Even Thomas knew how much Mr. Carson enjoyed cricket. The annual match between the house and the village had been one of the few points where their interests intersected and where Thomas, as the star player, won the older man's unqualified approval. Life in service did, indeed, make anything but reading about local matches almost impossible. And yet, as before, it struck Thomas that Mr. Carson was as pleased by the invitation itself as by the prospect of an afternoon of cricket.
Thomas retreated across the Great Hall, moving almost without thinking about it toward the servants' stairs. Information was valuable and Thomas had learned a few things in these several minutes, but he could not spend all day lurking outside the door and he wanted to think about what he'd heard. The image of Mr. Carson and Alfred in the dining room returned to his mind, but ... it didn't seem like quite the right fit. There was some other scene to which he'd been privy, something more recent, that better reflected the dynamic between the two men, but he couldn't quite call it to mind.
Well, it would come to him.
As he descended the stairs, Thomas came to a resolution. He did not know what possessed Mr.

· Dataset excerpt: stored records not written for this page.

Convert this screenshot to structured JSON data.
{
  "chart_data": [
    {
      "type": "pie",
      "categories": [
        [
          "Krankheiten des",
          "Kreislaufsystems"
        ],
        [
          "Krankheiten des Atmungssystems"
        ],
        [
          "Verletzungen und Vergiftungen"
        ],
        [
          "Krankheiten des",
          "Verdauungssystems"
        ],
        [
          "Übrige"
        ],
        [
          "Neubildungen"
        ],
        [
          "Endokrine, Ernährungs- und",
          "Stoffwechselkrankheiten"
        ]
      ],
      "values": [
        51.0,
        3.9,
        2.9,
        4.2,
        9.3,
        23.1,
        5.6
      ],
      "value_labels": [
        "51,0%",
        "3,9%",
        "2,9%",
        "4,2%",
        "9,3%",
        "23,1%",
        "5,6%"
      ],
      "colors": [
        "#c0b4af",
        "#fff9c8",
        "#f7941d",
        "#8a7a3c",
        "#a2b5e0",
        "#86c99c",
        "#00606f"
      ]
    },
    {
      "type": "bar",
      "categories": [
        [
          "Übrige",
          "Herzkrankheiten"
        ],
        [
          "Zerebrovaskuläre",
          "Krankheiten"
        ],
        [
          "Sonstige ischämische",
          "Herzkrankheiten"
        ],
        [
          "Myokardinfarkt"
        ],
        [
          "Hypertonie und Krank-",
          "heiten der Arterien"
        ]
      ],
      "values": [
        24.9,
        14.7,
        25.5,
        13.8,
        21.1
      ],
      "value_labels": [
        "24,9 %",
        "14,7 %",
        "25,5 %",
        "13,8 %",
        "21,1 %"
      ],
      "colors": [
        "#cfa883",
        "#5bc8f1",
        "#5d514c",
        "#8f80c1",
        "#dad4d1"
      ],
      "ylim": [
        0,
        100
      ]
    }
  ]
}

Carson or why. But he would know Mr. Ryder's secrets.
* A/N1: A guest reviewer inquired about the passage of time thus far in the series, and it seemed like a good idea to indicate this overtly. This chapter and the subsequent one take place on Friday August 27, 1926. It is the longest day of a very long episode, but there were many things that needed to be accomplished before Episode 5.
**A/N2. This information about the goblets and Prince Alfred is something that comes up in Enough of That, Chapter 5 The Butler of Downton Abbey. The details about Prince Alfred, apart from his association with Robert's father and the wedding gift to Robert and Cora, are true. And Alanson Houghton's family fortune is the famous Corning Glass Works.